As an artist, I am interested in relationships: the relationship between the hand and the mind, nature and culture, theory and practice, time and space, and the relationship between the mold and the casting. These relationships are all inverse and reciprocal relationships and are, in a sense, a conundrum…. like paper and ink, each is not the other, but when we perceive the difference in their relationship, meaning is revealed.
I practice within the tradition and discipline of making images in cast metal. This creative tradition combines magic, ritual, performance, and art. The use of fire enables me to master the transformation of materials: the transmutation of space into form and form into space. I make meaningful spaces within sand molds and then fill them with liquid metal. By the fire, the art and the artist are refined, tempered, and transformed.

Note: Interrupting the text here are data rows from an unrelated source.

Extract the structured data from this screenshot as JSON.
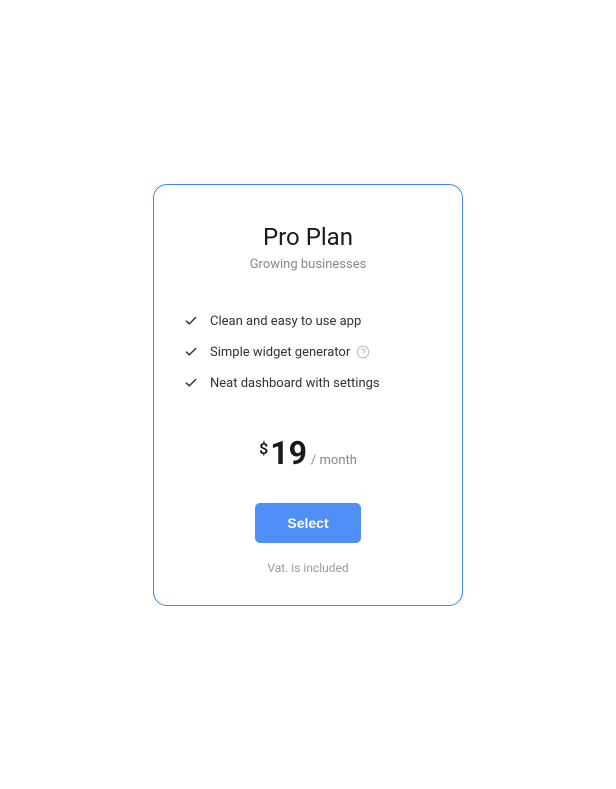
{
  "plan": {
    "title": "Pro Plan",
    "subtitle": "Growing businesses",
    "features": [
      {
        "label": "Clean and easy to use app",
        "help": false
      },
      {
        "label": "Simple widget generator",
        "help": true
      },
      {
        "label": "Neat dashboard with settings",
        "help": false
      }
    ],
    "currency": "$",
    "amount": "19",
    "period": "/ month",
    "cta": "Select",
    "vat_note": "Vat. is included"
  }
}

I derive inspiration for my work from diverse interests such as canoeing and fishing in the wilderness, Native American culture, Asian culture, and the history of spiritual practice. From my travels in Asia and my life long study of Native American culture comes the understanding that the material and the artist are spiritually connected and that the working process is in a harmonious relationship to the artistic and conceptual content. My artistic practice has convinced me that making precedes theory and that the making process significantly informs content and meaning. Thus my creative sculptural work includes investigating various traditions of metal casting. My work in cast metal has been more than a 50 year quest… the more you know , the more there is to know.